Si stanno studiando altri farmaci. L’efficacia di alte dosi di vitamina E (1000 UI per via orale 1 volta/die o 2 volte/die), selegilina, FANS, estratti di ginkgo biloba, e statine non è chiara. La terapia con estrogeni non sembra utile nella prevenzione o per il trattamento e può essere dannosa.
Prognosi della malattia di Alzheimer
Nonostante il grado di progressione vari nei pazienti con malattia di Alzheimer, il declino cognitivo è inevitabile. La sopravvivenza media dal momento della diagnosi è di 7 anni, ma su tale aspetto non c’è concordanza. La sopravvivenza media dal momento in cui i pazienti non riescono più a camminare è di circa 6 mesi.

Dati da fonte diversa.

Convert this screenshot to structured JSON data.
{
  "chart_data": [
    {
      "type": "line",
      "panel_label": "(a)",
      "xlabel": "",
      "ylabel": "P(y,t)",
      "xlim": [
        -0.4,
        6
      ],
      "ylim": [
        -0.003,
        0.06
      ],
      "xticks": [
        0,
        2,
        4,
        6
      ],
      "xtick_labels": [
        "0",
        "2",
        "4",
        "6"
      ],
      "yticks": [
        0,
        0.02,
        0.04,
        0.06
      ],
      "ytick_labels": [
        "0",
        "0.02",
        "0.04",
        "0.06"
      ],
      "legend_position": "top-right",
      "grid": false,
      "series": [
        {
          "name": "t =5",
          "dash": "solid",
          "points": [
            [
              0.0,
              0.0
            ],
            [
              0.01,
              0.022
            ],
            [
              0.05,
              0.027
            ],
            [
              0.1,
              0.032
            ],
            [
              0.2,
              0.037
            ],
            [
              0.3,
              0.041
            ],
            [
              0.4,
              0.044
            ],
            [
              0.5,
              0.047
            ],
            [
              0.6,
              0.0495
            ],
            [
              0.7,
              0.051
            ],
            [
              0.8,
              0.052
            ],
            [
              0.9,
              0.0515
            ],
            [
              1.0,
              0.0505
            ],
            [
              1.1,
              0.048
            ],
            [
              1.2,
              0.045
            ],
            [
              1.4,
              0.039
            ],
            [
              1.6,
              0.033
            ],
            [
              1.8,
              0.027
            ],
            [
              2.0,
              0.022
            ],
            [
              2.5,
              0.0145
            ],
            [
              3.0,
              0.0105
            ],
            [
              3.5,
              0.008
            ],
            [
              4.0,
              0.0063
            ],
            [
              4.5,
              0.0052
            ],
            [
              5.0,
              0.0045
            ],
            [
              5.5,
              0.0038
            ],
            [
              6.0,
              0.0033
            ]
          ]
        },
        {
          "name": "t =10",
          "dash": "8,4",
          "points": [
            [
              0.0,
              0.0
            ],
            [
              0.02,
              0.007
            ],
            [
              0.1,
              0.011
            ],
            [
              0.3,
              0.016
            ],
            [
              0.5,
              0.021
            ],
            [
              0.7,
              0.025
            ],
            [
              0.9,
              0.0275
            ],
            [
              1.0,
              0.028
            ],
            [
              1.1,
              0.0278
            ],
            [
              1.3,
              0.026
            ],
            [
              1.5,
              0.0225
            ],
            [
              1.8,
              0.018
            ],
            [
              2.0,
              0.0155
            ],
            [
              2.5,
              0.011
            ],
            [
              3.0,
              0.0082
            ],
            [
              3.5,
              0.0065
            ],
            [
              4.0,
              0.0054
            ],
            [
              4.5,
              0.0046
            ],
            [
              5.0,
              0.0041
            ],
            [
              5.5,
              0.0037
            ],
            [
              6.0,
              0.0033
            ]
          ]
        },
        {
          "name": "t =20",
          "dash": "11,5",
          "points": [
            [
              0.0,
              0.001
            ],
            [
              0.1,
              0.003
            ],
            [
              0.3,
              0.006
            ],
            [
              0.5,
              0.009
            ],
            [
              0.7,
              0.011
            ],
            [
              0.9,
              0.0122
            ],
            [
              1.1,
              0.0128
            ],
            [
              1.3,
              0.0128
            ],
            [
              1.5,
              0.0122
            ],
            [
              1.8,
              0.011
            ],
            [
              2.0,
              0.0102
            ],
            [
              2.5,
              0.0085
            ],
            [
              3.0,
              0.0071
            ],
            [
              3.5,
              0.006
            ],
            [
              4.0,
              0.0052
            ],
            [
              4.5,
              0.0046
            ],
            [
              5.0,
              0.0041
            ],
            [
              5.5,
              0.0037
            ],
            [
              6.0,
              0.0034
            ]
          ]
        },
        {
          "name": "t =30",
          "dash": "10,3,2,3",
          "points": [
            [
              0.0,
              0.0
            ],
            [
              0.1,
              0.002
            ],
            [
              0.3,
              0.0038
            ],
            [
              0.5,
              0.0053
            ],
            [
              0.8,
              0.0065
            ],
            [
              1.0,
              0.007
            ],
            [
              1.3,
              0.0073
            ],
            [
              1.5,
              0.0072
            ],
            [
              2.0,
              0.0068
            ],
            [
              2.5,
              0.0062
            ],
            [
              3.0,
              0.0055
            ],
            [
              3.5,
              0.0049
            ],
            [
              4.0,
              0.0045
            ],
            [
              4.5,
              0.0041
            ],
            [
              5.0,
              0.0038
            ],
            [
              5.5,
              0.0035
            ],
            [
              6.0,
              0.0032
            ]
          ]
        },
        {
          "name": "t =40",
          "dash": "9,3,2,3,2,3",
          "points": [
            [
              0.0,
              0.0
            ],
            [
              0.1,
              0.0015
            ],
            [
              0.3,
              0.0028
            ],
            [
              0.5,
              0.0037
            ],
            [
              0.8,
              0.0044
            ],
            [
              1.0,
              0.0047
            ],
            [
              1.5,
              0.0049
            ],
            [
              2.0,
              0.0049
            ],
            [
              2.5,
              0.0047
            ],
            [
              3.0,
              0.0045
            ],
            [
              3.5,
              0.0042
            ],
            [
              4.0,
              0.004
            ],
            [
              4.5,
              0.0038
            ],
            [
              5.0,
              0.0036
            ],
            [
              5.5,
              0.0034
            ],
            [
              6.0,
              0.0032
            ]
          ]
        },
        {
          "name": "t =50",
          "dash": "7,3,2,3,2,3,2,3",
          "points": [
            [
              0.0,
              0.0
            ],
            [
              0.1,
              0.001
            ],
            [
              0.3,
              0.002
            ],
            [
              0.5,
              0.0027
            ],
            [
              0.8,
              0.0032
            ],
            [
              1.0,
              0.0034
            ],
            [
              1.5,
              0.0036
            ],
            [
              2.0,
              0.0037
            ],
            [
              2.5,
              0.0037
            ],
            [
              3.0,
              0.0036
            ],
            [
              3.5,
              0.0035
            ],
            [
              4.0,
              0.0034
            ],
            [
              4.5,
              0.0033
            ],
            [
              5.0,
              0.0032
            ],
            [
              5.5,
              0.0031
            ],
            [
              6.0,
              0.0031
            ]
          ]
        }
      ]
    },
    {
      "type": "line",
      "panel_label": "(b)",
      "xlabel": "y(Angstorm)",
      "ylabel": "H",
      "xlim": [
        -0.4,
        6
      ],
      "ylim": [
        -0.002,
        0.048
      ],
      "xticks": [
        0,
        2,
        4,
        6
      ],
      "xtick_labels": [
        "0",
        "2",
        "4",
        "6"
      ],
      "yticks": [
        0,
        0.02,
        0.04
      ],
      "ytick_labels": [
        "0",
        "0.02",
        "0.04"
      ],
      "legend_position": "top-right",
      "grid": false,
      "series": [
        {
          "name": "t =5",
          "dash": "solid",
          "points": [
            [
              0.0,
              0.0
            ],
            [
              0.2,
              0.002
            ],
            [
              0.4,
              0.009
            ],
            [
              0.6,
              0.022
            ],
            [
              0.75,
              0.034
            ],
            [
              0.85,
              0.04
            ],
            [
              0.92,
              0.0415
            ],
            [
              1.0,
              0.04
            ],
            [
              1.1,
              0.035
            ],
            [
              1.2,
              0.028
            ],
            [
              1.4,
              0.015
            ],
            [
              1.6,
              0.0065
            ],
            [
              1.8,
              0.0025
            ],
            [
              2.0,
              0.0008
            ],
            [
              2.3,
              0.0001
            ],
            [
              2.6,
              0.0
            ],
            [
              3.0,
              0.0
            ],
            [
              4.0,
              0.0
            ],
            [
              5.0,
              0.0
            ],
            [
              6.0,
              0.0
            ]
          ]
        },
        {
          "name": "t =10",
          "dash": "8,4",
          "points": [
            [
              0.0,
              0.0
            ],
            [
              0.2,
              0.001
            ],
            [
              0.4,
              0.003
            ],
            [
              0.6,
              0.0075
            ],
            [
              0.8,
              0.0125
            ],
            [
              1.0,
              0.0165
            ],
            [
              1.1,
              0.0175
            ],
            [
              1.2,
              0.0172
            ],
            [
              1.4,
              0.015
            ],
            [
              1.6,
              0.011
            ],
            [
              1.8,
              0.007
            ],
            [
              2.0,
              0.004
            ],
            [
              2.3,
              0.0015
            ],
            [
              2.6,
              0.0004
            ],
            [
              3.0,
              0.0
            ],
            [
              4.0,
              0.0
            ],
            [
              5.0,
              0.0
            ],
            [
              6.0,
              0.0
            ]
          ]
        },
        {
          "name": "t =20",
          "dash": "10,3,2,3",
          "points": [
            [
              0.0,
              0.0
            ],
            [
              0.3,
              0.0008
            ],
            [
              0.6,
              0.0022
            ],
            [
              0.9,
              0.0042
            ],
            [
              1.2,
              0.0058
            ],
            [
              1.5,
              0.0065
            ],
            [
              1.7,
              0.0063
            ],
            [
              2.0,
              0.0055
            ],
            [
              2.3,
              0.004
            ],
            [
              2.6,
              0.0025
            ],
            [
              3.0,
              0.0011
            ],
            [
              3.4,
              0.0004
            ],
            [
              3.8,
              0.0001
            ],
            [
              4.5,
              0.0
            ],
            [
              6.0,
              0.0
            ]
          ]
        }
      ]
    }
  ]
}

Prevenzione della malattia di Alzheimer
Preliminari studi osservazionali suggeriscono che il rischio di malattia di Alzheimer può essere ridotto dai seguenti accorgimenti:
- Continuare a svolgere attività mentali impegnative (p. es., apprendimento di nuove competenze, fare le parole crociate), anche in età avanzata
- Effettuare esercizio fisico regolare
- Controllare l’ipertensione arteriosa se presente
- Abbassare i livelli di colesterolo
- Consumare una dieta ricca di acidi grassi omega-3 e povera di grassi saturi
- Bere alcol in quantità modeste
Tuttavia, non ci sono prove convincenti che le persone che non bevono alcolici debbano iniziare a bere per prevenire la malattia di Alzheimer. Una volta che la demenza si è sviluppata, viene normalmente raccomandato di astenersi dal consumo di alcol in quanto l’alcol può peggiorare i sintomi della demenza.